Czytaj książkę: «Слоу-моб», strona 3

Czcionka:

Отражение тебя спрашивает у отражения меня:

– А помнишь, какой славный был сентябрь?

– А то! – отвечает отражение меня.

– Чик-чирик! – говорит отражение тебя.

Попалась

Я попалась, я всегда попадалась.

Опять, потому что оттепель.

Опять, потому что от сердца.

Больничный листок.

Стопку в горло.

Третью.

Не чокаясь.

Дрогнуло.

Высвободилось.

Ринулось.

Сомкнулись челюсти

Чудовища.

Торчат ноги из пасти – всем на загляденье.

Две ноги мои.

Две твои.

Попалась, попалась, опять.

Ангел и милиционеры

Ангел мёрзнет на остановке, поджав синий хвост и колотясь от студёного ветра. Уже глубокая ночь и весь город спит.
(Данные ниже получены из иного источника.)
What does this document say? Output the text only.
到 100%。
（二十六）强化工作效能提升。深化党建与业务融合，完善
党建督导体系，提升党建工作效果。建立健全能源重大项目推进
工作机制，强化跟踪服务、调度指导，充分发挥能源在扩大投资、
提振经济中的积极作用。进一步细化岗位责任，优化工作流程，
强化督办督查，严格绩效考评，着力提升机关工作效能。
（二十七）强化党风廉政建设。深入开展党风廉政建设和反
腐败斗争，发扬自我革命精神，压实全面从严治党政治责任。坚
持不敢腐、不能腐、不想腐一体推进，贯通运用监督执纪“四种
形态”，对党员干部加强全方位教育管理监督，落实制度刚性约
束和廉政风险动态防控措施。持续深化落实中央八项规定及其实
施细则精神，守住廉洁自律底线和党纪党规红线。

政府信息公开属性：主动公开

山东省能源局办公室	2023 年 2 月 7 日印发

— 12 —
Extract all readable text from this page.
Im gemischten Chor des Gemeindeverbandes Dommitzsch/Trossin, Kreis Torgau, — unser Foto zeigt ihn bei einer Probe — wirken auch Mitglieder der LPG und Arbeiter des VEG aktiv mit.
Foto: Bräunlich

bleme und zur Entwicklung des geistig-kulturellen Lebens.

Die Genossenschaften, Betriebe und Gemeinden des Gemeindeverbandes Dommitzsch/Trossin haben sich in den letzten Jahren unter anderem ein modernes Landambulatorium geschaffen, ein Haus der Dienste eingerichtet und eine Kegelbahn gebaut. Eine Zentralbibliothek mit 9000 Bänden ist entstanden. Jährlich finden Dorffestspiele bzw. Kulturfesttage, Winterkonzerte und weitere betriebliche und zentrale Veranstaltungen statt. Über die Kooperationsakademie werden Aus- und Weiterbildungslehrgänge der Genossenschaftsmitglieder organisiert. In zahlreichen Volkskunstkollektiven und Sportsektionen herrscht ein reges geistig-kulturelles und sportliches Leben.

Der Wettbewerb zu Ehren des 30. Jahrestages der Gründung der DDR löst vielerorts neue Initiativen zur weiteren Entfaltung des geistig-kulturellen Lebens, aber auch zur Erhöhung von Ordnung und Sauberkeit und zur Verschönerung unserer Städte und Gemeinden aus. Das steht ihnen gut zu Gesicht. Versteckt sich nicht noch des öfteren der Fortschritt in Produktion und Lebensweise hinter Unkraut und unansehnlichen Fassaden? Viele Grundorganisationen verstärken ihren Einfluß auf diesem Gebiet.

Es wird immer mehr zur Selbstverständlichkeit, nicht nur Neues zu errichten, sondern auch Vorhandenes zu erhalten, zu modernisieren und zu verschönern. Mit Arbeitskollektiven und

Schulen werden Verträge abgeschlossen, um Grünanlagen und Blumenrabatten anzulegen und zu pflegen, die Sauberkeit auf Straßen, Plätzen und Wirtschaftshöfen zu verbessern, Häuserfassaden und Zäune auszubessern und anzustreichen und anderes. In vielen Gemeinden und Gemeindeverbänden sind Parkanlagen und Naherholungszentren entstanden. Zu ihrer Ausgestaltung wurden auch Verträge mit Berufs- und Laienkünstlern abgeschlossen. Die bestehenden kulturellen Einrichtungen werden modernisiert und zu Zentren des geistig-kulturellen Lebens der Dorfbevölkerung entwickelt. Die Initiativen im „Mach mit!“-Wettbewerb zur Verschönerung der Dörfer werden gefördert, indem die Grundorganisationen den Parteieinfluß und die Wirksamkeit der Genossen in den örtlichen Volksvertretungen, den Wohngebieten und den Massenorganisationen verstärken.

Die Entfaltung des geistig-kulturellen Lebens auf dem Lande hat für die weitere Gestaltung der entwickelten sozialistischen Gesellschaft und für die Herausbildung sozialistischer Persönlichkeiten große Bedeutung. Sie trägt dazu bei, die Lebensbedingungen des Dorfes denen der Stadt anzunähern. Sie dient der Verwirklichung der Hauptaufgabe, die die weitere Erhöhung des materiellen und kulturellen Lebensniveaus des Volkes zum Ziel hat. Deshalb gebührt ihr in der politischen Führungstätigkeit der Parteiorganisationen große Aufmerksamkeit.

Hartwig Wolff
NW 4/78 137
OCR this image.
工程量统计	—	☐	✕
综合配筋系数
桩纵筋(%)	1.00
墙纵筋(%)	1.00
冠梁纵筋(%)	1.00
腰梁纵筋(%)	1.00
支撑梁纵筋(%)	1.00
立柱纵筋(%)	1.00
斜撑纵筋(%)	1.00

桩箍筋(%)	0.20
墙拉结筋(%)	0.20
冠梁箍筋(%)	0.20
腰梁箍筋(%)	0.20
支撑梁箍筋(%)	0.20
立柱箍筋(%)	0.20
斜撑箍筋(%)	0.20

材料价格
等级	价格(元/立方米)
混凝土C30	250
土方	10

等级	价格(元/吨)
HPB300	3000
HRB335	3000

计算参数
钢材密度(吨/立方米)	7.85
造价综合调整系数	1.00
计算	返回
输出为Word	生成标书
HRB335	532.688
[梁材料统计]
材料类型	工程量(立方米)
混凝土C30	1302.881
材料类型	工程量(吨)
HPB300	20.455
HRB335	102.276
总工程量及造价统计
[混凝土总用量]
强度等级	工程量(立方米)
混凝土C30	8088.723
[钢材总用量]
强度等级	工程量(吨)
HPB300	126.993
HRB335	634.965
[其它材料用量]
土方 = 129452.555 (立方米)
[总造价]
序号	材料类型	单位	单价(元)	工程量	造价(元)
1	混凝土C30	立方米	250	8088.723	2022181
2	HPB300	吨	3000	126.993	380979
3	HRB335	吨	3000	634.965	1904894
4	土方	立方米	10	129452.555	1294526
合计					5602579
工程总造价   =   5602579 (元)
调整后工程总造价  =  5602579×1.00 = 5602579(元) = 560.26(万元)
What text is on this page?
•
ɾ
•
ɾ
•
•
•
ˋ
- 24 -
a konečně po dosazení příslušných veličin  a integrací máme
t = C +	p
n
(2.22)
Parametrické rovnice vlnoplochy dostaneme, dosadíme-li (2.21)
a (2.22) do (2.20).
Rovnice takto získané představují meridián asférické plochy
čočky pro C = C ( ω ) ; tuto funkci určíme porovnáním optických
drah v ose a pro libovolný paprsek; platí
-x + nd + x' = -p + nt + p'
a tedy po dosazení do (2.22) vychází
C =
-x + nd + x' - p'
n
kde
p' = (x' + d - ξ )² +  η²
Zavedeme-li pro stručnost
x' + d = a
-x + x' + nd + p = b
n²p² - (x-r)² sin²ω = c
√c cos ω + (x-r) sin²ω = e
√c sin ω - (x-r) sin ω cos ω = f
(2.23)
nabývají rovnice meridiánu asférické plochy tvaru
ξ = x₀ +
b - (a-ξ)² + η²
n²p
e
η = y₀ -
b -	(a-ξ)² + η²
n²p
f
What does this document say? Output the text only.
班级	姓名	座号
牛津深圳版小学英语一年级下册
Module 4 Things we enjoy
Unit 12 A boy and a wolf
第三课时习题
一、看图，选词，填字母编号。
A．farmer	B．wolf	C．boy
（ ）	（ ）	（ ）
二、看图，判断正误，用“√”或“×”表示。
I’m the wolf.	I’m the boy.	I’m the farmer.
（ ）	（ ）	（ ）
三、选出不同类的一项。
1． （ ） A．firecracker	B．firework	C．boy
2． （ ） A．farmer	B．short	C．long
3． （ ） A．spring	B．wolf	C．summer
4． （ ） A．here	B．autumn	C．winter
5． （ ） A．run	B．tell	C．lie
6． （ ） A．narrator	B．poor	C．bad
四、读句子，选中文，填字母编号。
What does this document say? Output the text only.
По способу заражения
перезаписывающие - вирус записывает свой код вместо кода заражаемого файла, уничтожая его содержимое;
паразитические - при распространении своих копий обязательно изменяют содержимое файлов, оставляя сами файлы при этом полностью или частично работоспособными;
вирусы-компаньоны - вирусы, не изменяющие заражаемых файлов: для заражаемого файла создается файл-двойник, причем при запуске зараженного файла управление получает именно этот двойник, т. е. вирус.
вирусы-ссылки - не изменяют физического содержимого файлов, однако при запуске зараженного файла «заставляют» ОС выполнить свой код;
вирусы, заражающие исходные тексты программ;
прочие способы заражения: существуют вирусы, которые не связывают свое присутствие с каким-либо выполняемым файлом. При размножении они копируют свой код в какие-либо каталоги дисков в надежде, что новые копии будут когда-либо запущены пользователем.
Безжалостный осенний ветер растрепал крылья и усеял всю остановку белыми перьями. Ангелу очень холодно, а тут ещё рядом проносится машина, окатив его с ног до головы ледяной водой. Ангел трясётся ещё сильнее, чтобы хоть как-то согреться, он начинает переминаться с ноги на ногу.

Ветер крепчает – пронизывающий, жестокий. От отчаяния ангел, закрыв глаза, начинает потихоньку скулить. Вдруг – удар поддых. Ангел открывает глаза и видит двух патрульных в голубом камуфляже, глядящих на него со злобным интересом.

– Чё, бля, орёшь? Люди спят!

В ответ ангел лишь виновато улыбается.

– Чё, наркоман что-ли? Слышь, Андрюха, забираем этого панка, хули, поразбудит весь район…

В дежурке грустный седой капитан пробует допросить ангела, но тот молчит и только нимб над его головой помигивает, как испорченная люминисцентная лампочка. Капитан расстраивается, надевает на ангела наручники и ведёт в камеру.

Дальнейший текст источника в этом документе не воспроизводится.